JACKSON, J., concurs.
RUSSON, J., concurs in result.
Notes
. Apparently, Prednisone use can cause the skin to lose its elasticity.
. Dr. James M. Clayton, another plastic surgeon consulted by A.M.L., indicated that a breast reduction would be undertaken for medical reasons when there are between 400 and 600 excess grams of breast tissue.
. The rule states:
1. Cosmetic, plastic, or reconstructive surgery procedures may only be covered when medically necessary to:
a. correct a congenital anomaly;
b. restore body form or function following an accidental injury; or
c. revise severe disfiguring and extensive scarring resulting from neoplastic surgery.

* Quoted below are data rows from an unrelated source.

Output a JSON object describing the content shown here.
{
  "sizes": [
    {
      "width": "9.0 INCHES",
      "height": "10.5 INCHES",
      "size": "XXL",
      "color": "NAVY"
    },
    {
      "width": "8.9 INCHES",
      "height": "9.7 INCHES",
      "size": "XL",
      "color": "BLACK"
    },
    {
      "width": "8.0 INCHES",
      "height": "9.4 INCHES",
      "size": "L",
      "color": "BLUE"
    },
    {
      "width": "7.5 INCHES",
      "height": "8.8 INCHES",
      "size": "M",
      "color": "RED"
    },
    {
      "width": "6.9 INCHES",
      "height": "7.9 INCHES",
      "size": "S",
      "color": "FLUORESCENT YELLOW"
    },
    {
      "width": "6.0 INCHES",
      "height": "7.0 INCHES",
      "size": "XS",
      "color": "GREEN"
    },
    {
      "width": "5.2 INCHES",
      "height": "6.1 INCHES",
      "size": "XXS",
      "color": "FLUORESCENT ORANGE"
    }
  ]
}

Utah Code Admin.P. R414-10-6(M) (1993).
. A.M.L. also claimed that by denying her funding for breast reduction surgery, DHCF violated a federal regulation stating that a Medicaid agency "may not arbitrarily deny or reduce the amount, duration, or scope of a required service ... to an otherwise eligible recipient solely because of the diagnosis, type of illness, or condition.” 42 G.F.R. § 440.230(c) (1992). Medicaid will pay for breast reconstruction surgery after a mastectomy performed because of breast cancer. Medicaid Information Bulletin, Procеdure Code tt 19360, 19364. Therefore, A.M.L. argues, Medicaid should pay for her "breast reconstruction" after the course of treatment prescribed for her lupus results in gross disfigurement of her breasts. In light of the resolution reached in this case, it is not necessary to address this argument.
. For example, A.M.L. submitted a recent study concluding that the reason for breast reduction surgery is "purely medical” when a woman has a body surface area of 2.00m2 and more than 628 grams of excess tissue in the breast. Paul L. Schnur et al., Reduction Mammaplasty: Cosmetic or Reconstructive Procedure? 27 Annals of Plastiс Surgery 232 (1991). A.M.L.’s body surface area is within l/100th of the standard, and she has 800 to 1000 grams of excess tissue in each breast. Also, the Guide to Cosmetic Surgery, written by the American Society of Plastic and Reconstructive Surgeons, supported A.M.L.’s claims that her pain and discomfort are related to the size of her breasts. This book noted that excessively large breasts can cause "medical problems like back pain, skeletal deformities, breathing difficulties, skin irritation, restricted motion, and numbness in the hands. Many women with oversized breasts also develop indentations in their shoulders where their bra straps press into their flesh.” Josleen Wilson, The American Society of Plastic and Reconstructive Surgeons’ Guide to Cosmetic Surgery Chapter 21 (Simon & Schuster 1992).